Proposal for a meta-model of product-development processes

Article written with Isabella Bozza and presented at the 2nd International Conference on Planned Maintenance, Reliability, and Quality, Oxford, England, 2-3 April 1998, ISBN 0953257606

The success of BPR within the product-development areas strongly depends on the availability of a functional model of the As-Is process, suitable to be analyzed and restructured on the base of innovative rationalization/reengineerization strategies.
In the authors’ experience, only rarely the documentation of the product-development process available in the company can constitute an effective base for BPR. The available models are usually at a very high-level and are focused more on the company’s organizational structure than on the functional one; the other technical documentation is usually concerned with design criteria, dimensioning rules and procedures to solve very specific problems. So, the modelization of the As-Is product-development process is a key phase of BPR and, considering the intrinsic complexity of such kind of process and the problems connected to the knowledge elicitation, it’s also the most critical one.
The paper illustrates a meta-model of product-development processes to use as a modeling guide within  various production contexts: aeronautic, automotive, etc. The meta-model provides a functional description of a generic product-development process:

  1. it covers all the development phases of an assembled product (from the specification definition phase to the tools manufacture and type-testing phases), emphasizing the relations existing between the design of the assembly/sub-assemblies and the design of the parts included on such assembly/sub-assemblies;
  2. it clearly highlights the functional structure of the process, the product and information flows and the review/optimization cycles.

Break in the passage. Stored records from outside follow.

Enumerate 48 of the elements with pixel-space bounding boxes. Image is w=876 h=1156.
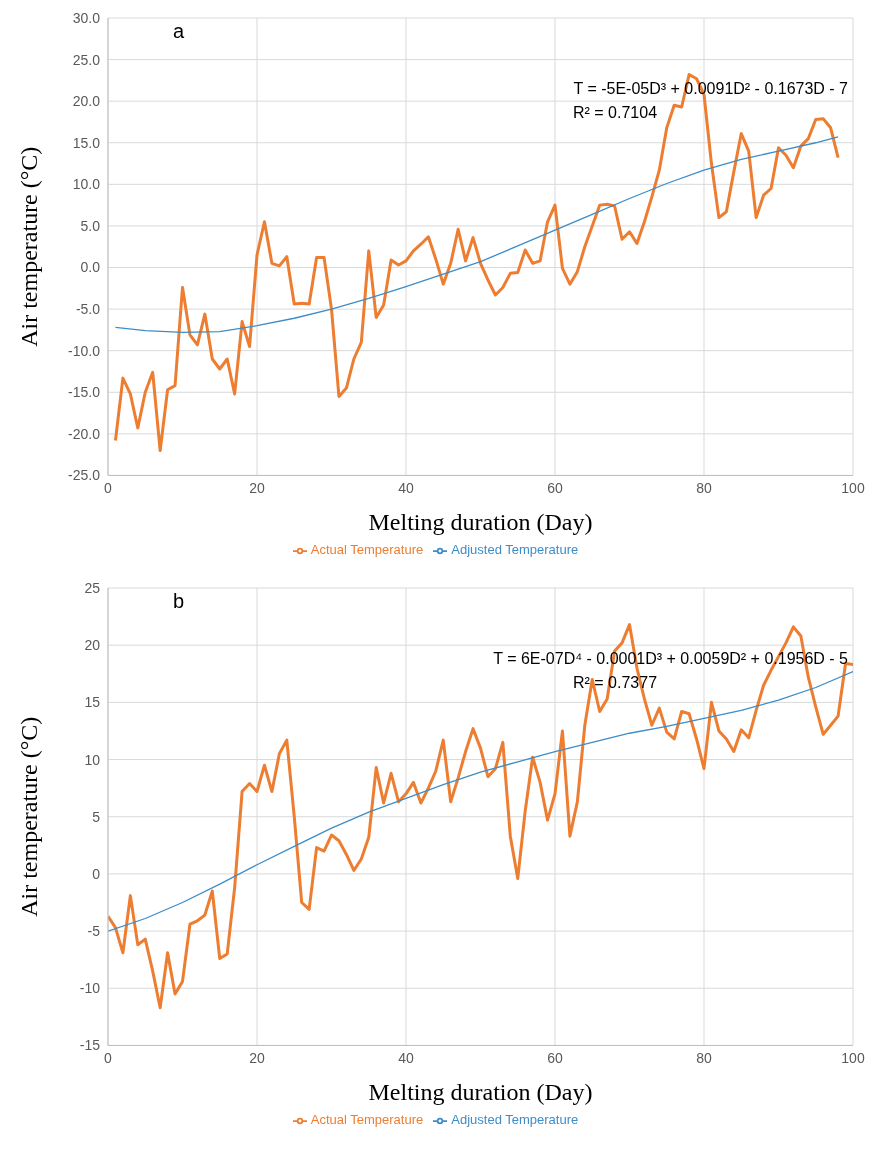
y-tick-label: 15.0 <box>72 134 101 151</box>
y-tick-label: 10 <box>84 751 101 768</box>
line-series <box>113 73 840 452</box>
line-series <box>114 136 839 334</box>
annotation: b <box>173 590 185 613</box>
y-tick-label: -5.0 <box>75 301 101 318</box>
x-tick-label: 20 <box>249 480 265 497</box>
x-tick-label: 0 <box>104 1050 113 1067</box>
legend-label: Actual Temperature <box>310 542 424 558</box>
legend-label: Adjusted Temperature <box>451 1112 579 1128</box>
y-tick-label: -15.0 <box>68 384 101 401</box>
y-tick-label: 20 <box>84 637 101 654</box>
x-tick-label: 40 <box>398 1050 414 1067</box>
line-series <box>108 670 853 932</box>
x-axis-title: Melting duration (Day) <box>368 1079 593 1106</box>
annotation: a <box>173 20 185 43</box>
y-tick-label: 0 <box>92 865 101 882</box>
y-tick-label: 20.0 <box>72 93 101 110</box>
x-tick-label: 20 <box>249 1050 265 1067</box>
legend-label: Adjusted Temperature <box>451 542 579 558</box>
y-tick-label: -10 <box>79 980 101 997</box>
x-tick-label: 80 <box>696 480 712 497</box>
y-tick-label: -10.0 <box>68 342 101 359</box>
legend-label: Actual Temperature <box>310 1112 424 1128</box>
y-tick-label: 15 <box>84 694 101 711</box>
y-tick-label: -15 <box>79 1037 101 1054</box>
x-tick-label: 100 <box>841 480 865 497</box>
x-axis-title: Melting duration (Day) <box>368 509 593 536</box>
x-tick-label: 60 <box>547 480 563 497</box>
y-axis-title: Air temperature (°C) <box>15 146 42 347</box>
annotation: R² = 0.7104 <box>573 104 658 122</box>
y-tick-label: 0.0 <box>80 259 101 276</box>
y-tick-label: 25 <box>84 579 101 596</box>
y-axis-title: Air temperature (°C) <box>15 716 42 917</box>
y-tick-label: -20.0 <box>68 425 101 442</box>
y-tick-label: -5 <box>87 923 101 940</box>
x-tick-label: 80 <box>696 1050 712 1067</box>
y-tick-label: -25.0 <box>68 467 101 484</box>
line-series <box>108 623 853 1010</box>
y-tick-label: 5 <box>92 808 101 825</box>
x-tick-label: 100 <box>841 1050 865 1067</box>
x-tick-label: 40 <box>398 480 414 497</box>
y-tick-label: 5.0 <box>80 217 101 234</box>
x-tick-label: 60 <box>547 1050 563 1067</box>
y-tick-label: 10.0 <box>72 176 101 193</box>
y-tick-label: 25.0 <box>72 51 101 68</box>
y-tick-label: 30.0 <box>72 9 101 26</box>
x-tick-label: 0 <box>104 480 113 497</box>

The meta-model, codified by means of the IDEF0 graphical language and including a glossary, offers an effective modeling base:

  1. it is generic but expressive, easily readable and interpretable and, therefore, it is able to properly drive the knowledge elicitation on specific product-development processes; 
  2. it can be contextualized on specific organizational and production environments, both by mapping the terms used on the company’s specific terms, and by further detailing the sub-process of interest for the BPR activities.